A comparison to fellow Goldsmith alumni Kate Tempest also elicits a strong response and a confession of a penchant for spoken word. “I think I want to explore it just because I’m really into rhythms and not just necessarily beats but rhythms that are implied with words,” she explains. “So we’ve been working on that in an untraditional sense where it will be spoken word pieces but using my voice in a more instrumental way.”

Like so many of her contemporaries Pax is essentially post-genre and fully fluid. “I’ve always really struggled with genre. I don’t totally understand why they’re there,” Pax acknowledges, “I think it’s just that I have a lot of ideas and they manifest differently.” Within the surge of PWR to explicate, there’s breezy bedroom pop production and flashes of electro pop; there are vibrating synths and brooding R&B.

Her yearning for compassionate comradery extends to business. PWR is being released by the small independent London label Blue Flowers and the experience has been overwhelmingly positive for Pax. “It’s such a small label and we talk everyday... Chris [the label’s founder] has a really good ear for music and a really good sense of what an artist needs at the beginning,” she says. For someone as thoughtful and introspective as Pax, the precarious chaos of a big label perhaps could be detrimental.

Pax has also been receiving extensive support from radio, with personalities like Huw Stephens and Lauren Laverne playing her songs since her debut EP Phase was released in 2018. Shortly after our conversation, the single “PWR” was named as BBC Introducing’s Track of the Week. Such validation will be a renewable force for the admittedly anxious Pax whose songs always seem to stem from a deep well of self-analysis and reflection. As she puts it herself: “I think I live in my brain. I should get out more.”

In conversation, Pax is direct and conversational. A nice inverse with her songwriting which is vague and opaque, marked by this self-reflexive insularity. On the closing song “One Of Us”, Pax sings: “You see me and I see you / one of us reaches out the other moves / tearing up this place / I’d want you either way". Each track individually portrays such ever-changing relations between people and all three come together to collate a coming-of-age picture, a hazy memory of what it’s like to fall in and out of friendships, to find and lose love; PWR contains all the ache and splendour of this time.

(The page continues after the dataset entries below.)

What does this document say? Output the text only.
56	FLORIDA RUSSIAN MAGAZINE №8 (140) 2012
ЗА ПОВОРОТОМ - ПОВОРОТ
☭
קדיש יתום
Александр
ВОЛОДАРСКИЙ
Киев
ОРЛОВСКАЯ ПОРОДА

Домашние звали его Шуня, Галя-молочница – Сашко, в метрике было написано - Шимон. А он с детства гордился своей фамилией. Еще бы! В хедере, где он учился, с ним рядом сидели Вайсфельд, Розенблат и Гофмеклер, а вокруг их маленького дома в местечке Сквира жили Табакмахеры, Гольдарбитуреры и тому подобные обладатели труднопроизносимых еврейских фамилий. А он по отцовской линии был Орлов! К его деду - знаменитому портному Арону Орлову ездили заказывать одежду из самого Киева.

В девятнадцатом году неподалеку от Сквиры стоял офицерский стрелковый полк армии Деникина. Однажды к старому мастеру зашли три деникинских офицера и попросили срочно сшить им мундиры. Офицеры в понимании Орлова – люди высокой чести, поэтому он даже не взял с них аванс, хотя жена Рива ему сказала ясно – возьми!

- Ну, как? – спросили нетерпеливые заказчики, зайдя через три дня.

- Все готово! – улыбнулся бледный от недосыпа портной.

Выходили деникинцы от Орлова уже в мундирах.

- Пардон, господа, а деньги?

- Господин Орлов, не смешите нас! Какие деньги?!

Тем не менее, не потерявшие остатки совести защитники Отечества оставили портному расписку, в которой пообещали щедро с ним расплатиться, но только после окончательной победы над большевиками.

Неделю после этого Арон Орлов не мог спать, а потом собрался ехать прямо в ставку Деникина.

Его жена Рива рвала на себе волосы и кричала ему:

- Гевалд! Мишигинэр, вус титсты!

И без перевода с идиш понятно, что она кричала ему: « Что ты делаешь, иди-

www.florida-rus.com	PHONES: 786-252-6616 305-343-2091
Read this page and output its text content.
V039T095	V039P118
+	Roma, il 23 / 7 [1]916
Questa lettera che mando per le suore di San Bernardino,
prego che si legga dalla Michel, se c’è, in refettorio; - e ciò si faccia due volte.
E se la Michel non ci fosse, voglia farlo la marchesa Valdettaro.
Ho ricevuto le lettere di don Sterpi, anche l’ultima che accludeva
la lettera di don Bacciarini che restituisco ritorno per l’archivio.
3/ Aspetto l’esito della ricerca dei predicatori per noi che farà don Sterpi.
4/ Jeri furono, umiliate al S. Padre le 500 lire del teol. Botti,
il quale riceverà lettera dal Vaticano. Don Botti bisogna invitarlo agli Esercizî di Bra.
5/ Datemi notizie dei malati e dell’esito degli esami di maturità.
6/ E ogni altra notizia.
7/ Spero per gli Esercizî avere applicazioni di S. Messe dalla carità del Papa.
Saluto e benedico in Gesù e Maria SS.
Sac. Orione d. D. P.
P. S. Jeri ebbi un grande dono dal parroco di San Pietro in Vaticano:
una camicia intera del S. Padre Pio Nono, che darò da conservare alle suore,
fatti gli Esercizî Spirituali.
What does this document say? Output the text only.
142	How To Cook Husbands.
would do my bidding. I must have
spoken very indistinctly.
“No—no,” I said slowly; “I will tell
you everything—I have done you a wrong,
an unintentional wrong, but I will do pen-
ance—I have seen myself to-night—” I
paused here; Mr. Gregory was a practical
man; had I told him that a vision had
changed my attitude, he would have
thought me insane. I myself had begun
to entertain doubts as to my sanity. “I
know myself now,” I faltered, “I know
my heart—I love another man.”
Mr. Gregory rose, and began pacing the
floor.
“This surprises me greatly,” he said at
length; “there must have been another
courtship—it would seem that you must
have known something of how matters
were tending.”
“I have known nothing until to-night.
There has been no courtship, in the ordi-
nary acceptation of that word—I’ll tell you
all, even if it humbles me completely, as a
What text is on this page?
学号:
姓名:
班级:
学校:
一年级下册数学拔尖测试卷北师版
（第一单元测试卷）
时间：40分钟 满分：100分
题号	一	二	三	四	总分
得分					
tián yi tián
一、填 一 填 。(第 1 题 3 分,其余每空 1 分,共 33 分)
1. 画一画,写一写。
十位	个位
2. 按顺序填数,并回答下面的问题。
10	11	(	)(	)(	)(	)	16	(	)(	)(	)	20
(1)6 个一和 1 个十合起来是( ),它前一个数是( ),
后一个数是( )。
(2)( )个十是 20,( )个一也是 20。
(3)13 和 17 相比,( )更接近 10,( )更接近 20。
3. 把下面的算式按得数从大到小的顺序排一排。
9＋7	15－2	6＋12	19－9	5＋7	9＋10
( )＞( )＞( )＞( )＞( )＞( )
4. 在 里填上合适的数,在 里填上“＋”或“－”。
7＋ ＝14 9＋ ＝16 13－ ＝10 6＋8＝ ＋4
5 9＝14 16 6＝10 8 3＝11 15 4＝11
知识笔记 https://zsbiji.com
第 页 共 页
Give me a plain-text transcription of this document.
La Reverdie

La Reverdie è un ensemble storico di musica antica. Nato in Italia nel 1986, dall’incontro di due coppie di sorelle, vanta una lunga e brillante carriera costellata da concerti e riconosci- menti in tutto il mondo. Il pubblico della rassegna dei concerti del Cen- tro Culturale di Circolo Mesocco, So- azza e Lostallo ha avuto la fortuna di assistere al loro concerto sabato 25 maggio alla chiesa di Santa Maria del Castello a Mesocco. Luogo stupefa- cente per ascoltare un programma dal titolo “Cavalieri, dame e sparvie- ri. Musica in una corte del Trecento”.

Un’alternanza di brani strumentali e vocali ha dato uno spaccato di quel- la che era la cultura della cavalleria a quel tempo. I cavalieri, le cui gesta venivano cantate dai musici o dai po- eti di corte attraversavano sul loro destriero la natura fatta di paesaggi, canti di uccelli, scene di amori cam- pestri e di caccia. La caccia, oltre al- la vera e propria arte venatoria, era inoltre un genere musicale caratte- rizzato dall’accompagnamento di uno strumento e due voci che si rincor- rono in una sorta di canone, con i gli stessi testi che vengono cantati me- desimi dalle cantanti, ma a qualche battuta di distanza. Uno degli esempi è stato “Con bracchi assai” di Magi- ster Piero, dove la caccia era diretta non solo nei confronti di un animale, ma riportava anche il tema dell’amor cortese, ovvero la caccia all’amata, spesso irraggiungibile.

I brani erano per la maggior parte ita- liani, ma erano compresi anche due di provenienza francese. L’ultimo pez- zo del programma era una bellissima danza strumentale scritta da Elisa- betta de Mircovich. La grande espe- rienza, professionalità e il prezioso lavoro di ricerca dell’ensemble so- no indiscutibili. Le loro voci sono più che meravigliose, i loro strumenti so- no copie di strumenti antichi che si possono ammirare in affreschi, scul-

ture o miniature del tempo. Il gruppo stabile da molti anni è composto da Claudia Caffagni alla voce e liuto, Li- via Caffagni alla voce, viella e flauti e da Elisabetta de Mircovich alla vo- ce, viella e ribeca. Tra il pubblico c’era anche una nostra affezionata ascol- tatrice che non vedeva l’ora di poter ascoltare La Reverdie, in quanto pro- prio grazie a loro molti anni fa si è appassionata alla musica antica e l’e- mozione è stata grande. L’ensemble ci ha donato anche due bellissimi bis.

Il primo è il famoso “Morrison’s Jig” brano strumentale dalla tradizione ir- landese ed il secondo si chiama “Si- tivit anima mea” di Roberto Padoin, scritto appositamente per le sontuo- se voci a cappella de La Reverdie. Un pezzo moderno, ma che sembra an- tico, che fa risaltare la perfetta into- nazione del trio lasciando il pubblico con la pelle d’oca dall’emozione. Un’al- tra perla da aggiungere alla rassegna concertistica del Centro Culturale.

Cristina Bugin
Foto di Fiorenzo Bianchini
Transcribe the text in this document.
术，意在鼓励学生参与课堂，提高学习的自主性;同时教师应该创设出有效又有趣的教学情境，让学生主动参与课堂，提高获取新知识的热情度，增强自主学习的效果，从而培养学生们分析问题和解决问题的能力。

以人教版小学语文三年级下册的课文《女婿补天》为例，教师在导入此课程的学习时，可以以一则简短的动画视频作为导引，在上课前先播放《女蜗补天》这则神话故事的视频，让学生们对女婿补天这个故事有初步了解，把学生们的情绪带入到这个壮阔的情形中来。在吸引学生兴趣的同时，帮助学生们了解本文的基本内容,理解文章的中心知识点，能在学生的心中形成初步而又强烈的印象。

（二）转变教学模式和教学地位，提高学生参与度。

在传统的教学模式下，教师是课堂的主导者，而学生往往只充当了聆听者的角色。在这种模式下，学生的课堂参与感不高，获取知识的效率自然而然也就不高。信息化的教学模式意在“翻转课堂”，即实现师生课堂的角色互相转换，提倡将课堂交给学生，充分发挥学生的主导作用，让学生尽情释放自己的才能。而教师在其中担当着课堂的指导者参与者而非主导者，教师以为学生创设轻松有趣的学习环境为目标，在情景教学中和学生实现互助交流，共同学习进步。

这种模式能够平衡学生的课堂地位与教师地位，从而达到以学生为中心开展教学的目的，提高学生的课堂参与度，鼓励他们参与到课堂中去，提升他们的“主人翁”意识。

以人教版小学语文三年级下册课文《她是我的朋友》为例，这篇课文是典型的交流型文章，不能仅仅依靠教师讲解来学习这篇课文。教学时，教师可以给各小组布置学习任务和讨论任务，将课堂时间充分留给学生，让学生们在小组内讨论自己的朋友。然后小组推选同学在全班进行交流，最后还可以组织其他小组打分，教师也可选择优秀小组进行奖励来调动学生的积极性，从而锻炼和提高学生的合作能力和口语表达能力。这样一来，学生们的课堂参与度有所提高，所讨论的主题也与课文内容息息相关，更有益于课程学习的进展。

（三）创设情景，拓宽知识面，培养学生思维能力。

Her music belongs to the exciting and hesitant in-between, that time of night when plans with friends are often as hazy as the pink dusk sky. Pax readily agrees with this too, expressing how she always thinks about music in terms of a colour palette. “I feel like sweet and nostalgic sounds and dusk are soft pink...the feeling is soft because you’re coming from that compassion.”

A sense of longing seems to pervade the songs, be it for a forgotten friendship or a lost love. “Come and dance when the moon is thick / I wanna be more than a move / be more than just a quick think about it’ / come on think about it” she implores on “Blur”. Pax sees it similarly but expresses it differently as nostalgia: “It’s more conceptual nostalgia, not necessarily for a person. Just like that conceptual idea of missing something or being happy or sad that it can’t stay the same.”

When we speak, Pax is about to leave for the studio. It’s little wonder that another EP is already lined up for release after PWR, a sign of the wealth of songs Pax is hoarding. “We’ve got so much material so I’m eager to get it out... We’ve also got an album in our sight so I’m writing with that in mind too,” she says.

PWR is short yet sweet, lasting for only three songs, but there isn’t a temptation to rush into a full album just yet. “I’m still enjoying discovering my sound and I think when I do a record I really want to be sure that every track on there is related to each other and it all comes together," Pax refreshingly notes, marking her as an artist content to explore her artistic growth at the same languid but meaningful pace as her own songs.